Jaguar
Like a roll on a loosened snare drum and a fuzzed out bass line, she slides down one of my hands. I can feel the smooth drift and moan of her keel under my fingers. I warned her, I am tactile in nature. The bouts and gulleys of her intrigue my fingers while I rearrange myself to better hold her. She is mostly passive, but easily woken.
The plumbline of her spine twists and compresses with movement Stanislav Szukalski could never muster in sculpture. The dust, illuminated by the square beam of evening sun coming in my window, eddies and pools in the lee of my moving hands. She is lean. The long, tall Stratocaster looking on is not an analog for her. The Strat is a large guitar, asymmetrical and maximal. The carved edges of this woman are not rounded and bulging lines. They are tight, sinewy, minimal.
She moves like a Blue Period Picasso. Subtle and laconic, but full of autumn languid avarice, malice. Her breathing is a steady harmonic thing. She breaths like leaves fall. To hear her scream would be to witness some minor apocalypse. Her minor key body never heaves against me in an over powering display of desire or need. She is an introvert. The energy of the room, the energy of me, is channeled down through my hands into her lithe body.
She and I have never met, not here. Not in this bed. I woke up to thunder in the night. I am alone, with a paper analyzing the kinetics and dynamics of Unaweep Canyon half done up on my computer. My computer speakers tell me the vagaries of being a Crawlin’ Kingsnake. The ceiling I stare at, my old friend, flashes blue and green with the pulsing of a wireless router on my desk.
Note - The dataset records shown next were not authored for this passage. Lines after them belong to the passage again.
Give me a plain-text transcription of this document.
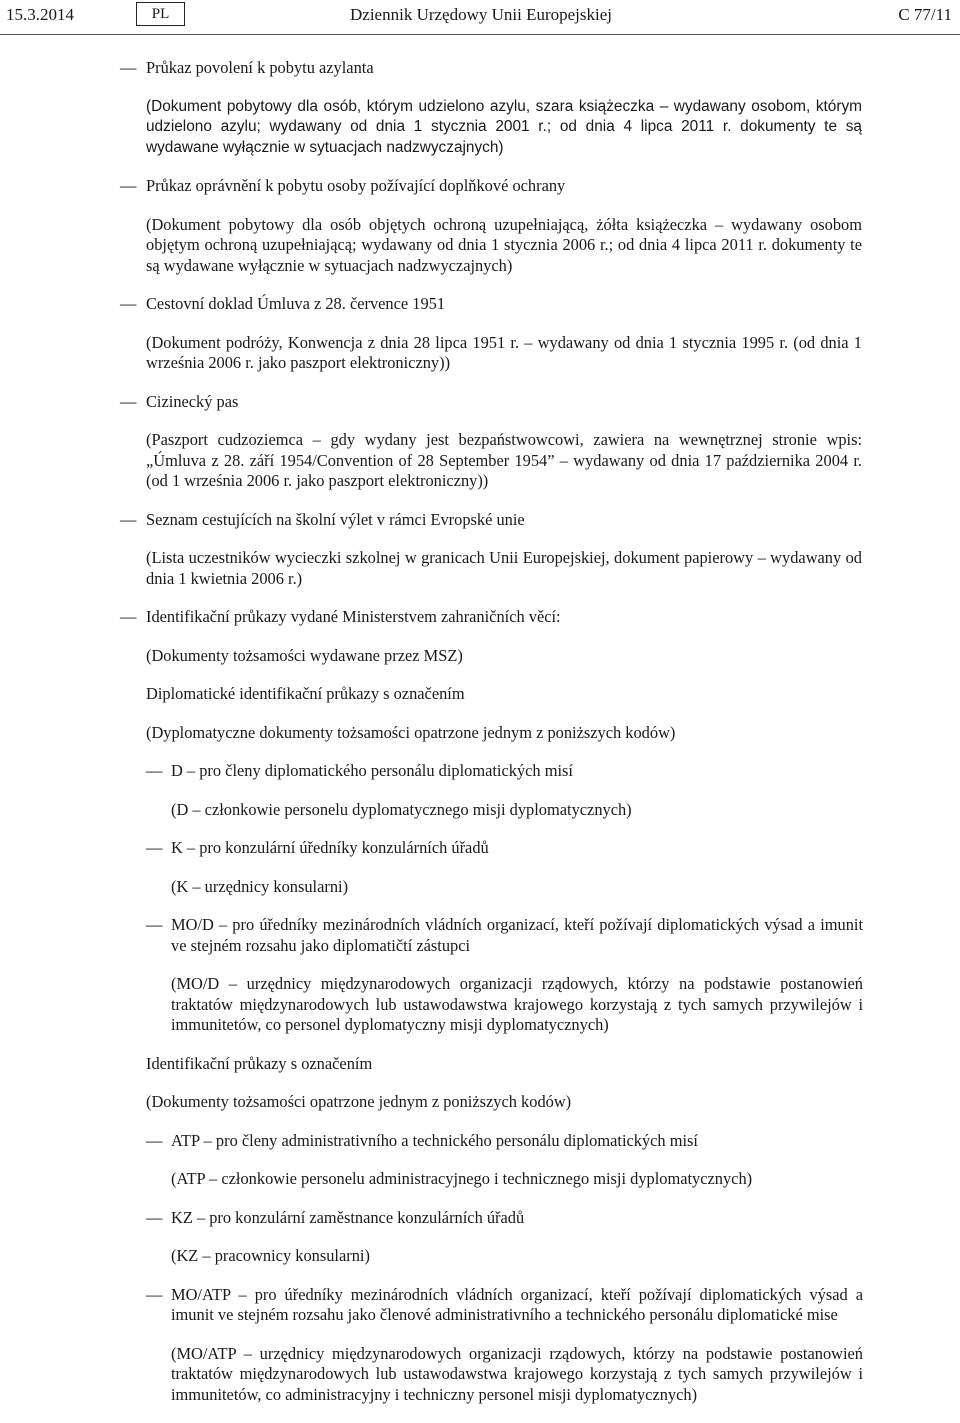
15.3.2014	PL	Dziennik Urzędowy Unii Europejskiej	C 77/11
— Průkaz povolení k pobytu azylanta
(Dokument pobytowy dla osób, którym udzielono azylu, szara książeczka – wydawany osobom, którym udzielono azylu; wydawany od dnia 1 stycznia 2001 r.; od dnia 4 lipca 2011 r. dokumenty te są wydawane wyłącznie w sytuacjach nadzwyczajnych)
— Průkaz oprávnění k pobytu osoby požívající doplňkové ochrany
(Dokument pobytowy dla osób objętych ochroną uzupełniającą, żółta książeczka – wydawany osobom objętym ochroną uzupełniającą; wydawany od dnia 1 stycznia 2006 r.; od dnia 4 lipca 2011 r. dokumenty te są wydawane wyłącznie w sytuacjach nadzwyczajnych)
— Cestovní doklad Úmluva z 28. července 1951
(Dokument podróży, Konwencja z dnia 28 lipca 1951 r. – wydawany od dnia 1 stycznia 1995 r. (od dnia 1 września 2006 r. jako paszport elektroniczny))
— Cizinecký pas
(Paszport cudzoziemca – gdy wydany jest bezpaństwowcowi, zawiera na wewnętrznej stronie wpis: „Úmluva z 28. září 1954/Convention of 28 September 1954” – wydawany od dnia 17 października 2004 r. (od 1 września 2006 r. jako paszport elektroniczny))
— Seznam cestujících na školní výlet v rámci Evropské unie
(Lista uczestników wycieczki szkolnej w granicach Unii Europejskiej, dokument papierowy – wydawany od dnia 1 kwietnia 2006 r.)
— Identifikační průkazy vydané Ministerstvem zahraničních věcí:
(Dokumenty tożsamości wydawane przez MSZ)
Diplomatické identifikační průkazy s označením
(Dyplomatyczne dokumenty tożsamości opatrzone jednym z poniższych kodów)
— D – pro členy diplomatického personálu diplomatických misí
(D – członkowie personelu dyplomatycznego misji dyplomatycznych)
— K – pro konzulární úředníky konzulárních úřadů
(K – urzędnicy konsularni)
— MO/D – pro úředníky mezinárodních vládních organizací, kteří požívají diplomatických výsad a imunit ve stejném rozsahu jako diplomatičtí zástupci
(MO/D – urzędnicy międzynarodowych organizacji rządowych, którzy na podstawie postanowień traktatów międzynarodowych lub ustawodawstwa krajowego korzystają z tych samych przywilejów i immunitetów, co personel dyplomatyczny misji dyplomatycznych)
Identifikační průkazy s označením
(Dokumenty tożsamości opatrzone jednym z poniższych kodów)
— ATP – pro členy administrativního a technického personálu diplomatických misí
(ATP – członkowie personelu administracyjnego i technicznego misji dyplomatycznych)
— KZ – pro konzulární zaměstnance konzulárních úřadů
(KZ – pracownicy konsularni)
— MO/ATP – pro úředníky mezinárodních vládních organizací, kteří požívají diplomatických výsad a imunit ve stejném rozsahu jako členové administrativního a technického personálu diplomatické mise
(MO/ATP – urzędnicy międzynarodowych organizacji rządowych, którzy na podstawie postanowień traktatów międzynarodowych lub ustawodawstwa krajowego korzystają z tych samych przywilejów i immunitetów, co administracyjny i techniczny personel misji dyplomatycznych)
I haven’t been sleeping alone. Laying there, compact, the sort of minimal that made the 1970 Mercury Cougar a legend, is the one sharing my sleep. Muscular and toned into a straight American flawless beautiful destruction machine. Maybe sharing my dream. An electric wet black that sucks away the reason and intellectual accountability of my mind, she reflects the lightning outside like a mirror in the sweaty and close September air.
Such is life sharing your bed with a Jaguar.